PregelScratchpad.stop is the recursion limit; PregelScratchpad.step is the 0-indexed current step.


  • config is not on Runtime. Add config: RunnableConfig as a separate parameter if you need it alongside runtime: Runtime.

  • ToolRuntime is not Runtime. They are different classes from different modules. A node annotated with runtime: ToolRuntime will not receive injection — it must use Runtime. The inverse also holds.

  • Managed values are read-only. Any node return dict that includes IsLastStep or RemainingSteps keys is silently ignored — the graph overwrites them before the next node sees them.

  • Managed values do not appear in checkpoints. They are reconstructed from the scratchpad at runtime. You cannot read them from StateSnapshot or get_state_history results.

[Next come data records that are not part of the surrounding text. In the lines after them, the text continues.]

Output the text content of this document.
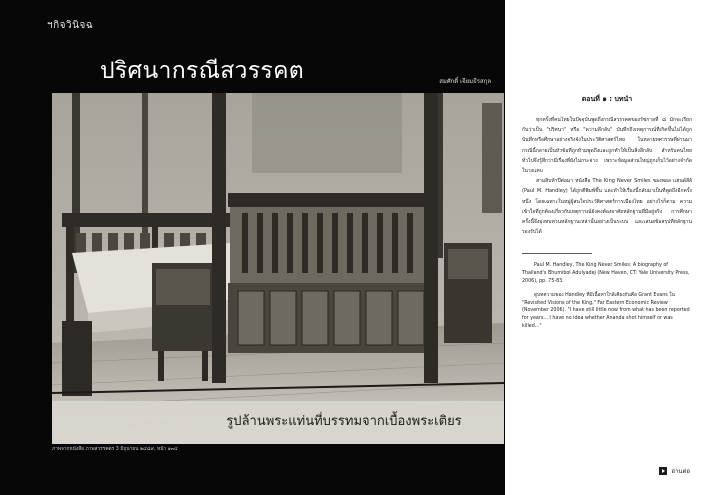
ฯกิจวินิจฉ
ปริศนากรณีสวรรคต	สมศักดิ์ เจียมธีรสกุล
รูปล้านพระแท่นที่บรรทมจากเบื้องพระเติยร
ภาพจากหนังสือ ภาพสวรรคตร 3 มิถุนายน ๒๔๘๙, หน้า ๑๓๔
ตอนที่ ๑ : บทนำ

ทุกครั้งที่คนไทยในปัจจุบันพูดถึงกรณีสวรรคตของรัชกาลที่ ๘ มักจะเรียกกันว่าเป็น "ปริศนา" หรือ "ความลึกลับ" บันทึกถึงเหตุการณ์ที่เกิดขึ้นไม่ได้ถูกบันทึกหรือศึกษาอย่างจริงจังในประวัติศาสตร์ไทย ในหลายทศวรรษที่ผ่านมา กรณีนี้กลายเป็นหัวข้อที่ถูกห้ามพูดถึงและถูกทำให้เป็นสิ่งลึกลับ สำหรับคนไทยทั่วไปจึงรู้สึกว่ามีเรื่องที่ยังไม่กระจ่าง เพราะข้อมูลส่วนใหญ่ถูกเก็บไว้อย่างจำกัดในวงแคบ

สามสิบห้าปีต่อมา หนังสือ The King Never Smiles ของพอล แฮนด์ลีย์ (Paul M. Handley) ได้ถูกตีพิมพ์ขึ้น และทำให้เรื่องนี้กลับมาเป็นที่พูดถึงอีกครั้งหนึ่ง โดยเฉพาะในหมู่ผู้สนใจประวัติศาสตร์การเมืองไทย อย่างไรก็ตาม ความเข้าใจที่ถูกต้องเกี่ยวกับเหตุการณ์ยังคงต้องอาศัยหลักฐานที่มีอยู่จริง การศึกษาครั้งนี้จึงมุ่งทบทวนหลักฐานเหล่านั้นอย่างเป็นระบบ และเสนอข้อสรุปที่หลักฐานรองรับได้

Paul M. Handley, The King Never Smiles: A biography of Thailand's Bhumibol Adulyadej (New Haven, CT: Yale University Press, 2006), pp. 75-83.

ดูบทความของ Handley ที่มีเนื้อหาใกล้เคียงกันคือ Grant Evans ใน "Revisited Visions of the King," Far Eastern Economic Review (November 2006). "I have still little now from what has been reported for years... I have no idea whether Ananda shot himself or was killed..."

อ่านต่อ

  • Provide a default for managed value fields. Since they are never in the initial invoke input, declare them with a default matching their type:

    class State(TypedDict, total=False):
    is_last_step: IsLastStep # total=False makes the field optional
    # or with a dataclass / Pydantic model:
    class State(BaseModel):
    is_last_step: IsLastStep = False
    remaining: RemainingSteps = 25
  • recursion_limit is per-invoke, not per-graph. Different calls to graph.invoke can use different limits. IsLastStep and RemainingSteps track whichever limit was active when the run started.

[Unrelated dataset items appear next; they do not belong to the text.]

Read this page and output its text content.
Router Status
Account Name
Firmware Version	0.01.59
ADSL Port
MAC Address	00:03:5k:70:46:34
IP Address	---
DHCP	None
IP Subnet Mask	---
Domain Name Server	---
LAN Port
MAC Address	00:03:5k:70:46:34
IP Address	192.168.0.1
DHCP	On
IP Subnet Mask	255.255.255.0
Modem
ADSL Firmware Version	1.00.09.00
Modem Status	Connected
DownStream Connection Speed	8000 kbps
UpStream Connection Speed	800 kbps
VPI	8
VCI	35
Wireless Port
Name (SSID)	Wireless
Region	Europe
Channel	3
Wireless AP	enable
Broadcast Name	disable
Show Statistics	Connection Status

  • Step counter resets on each invoke. Checkpointers save channel values but not the step counter. A new invoke on an existing thread always starts the step counter at 0.

  • get_runtime() raises outside a task context. Do not call it from module-level code, background threads, or any code path that runs outside the Pregel executor.


VersionChange
1.2.1ExecutionInfo.node_first_attempt_time field added.
1.2RemainingSteps added alongside the existing IsLastStep. Both re-exported from langgraph.managed.
0.6.0Runtime, ToolRuntime, and get_runtime() introduced.
1.0IsLastStep moved to langgraph.managed.is_last_step; old import path re-exported. (RemainingSteps did not yet exist.)
0.3IsLastStep introduced as the first managed value.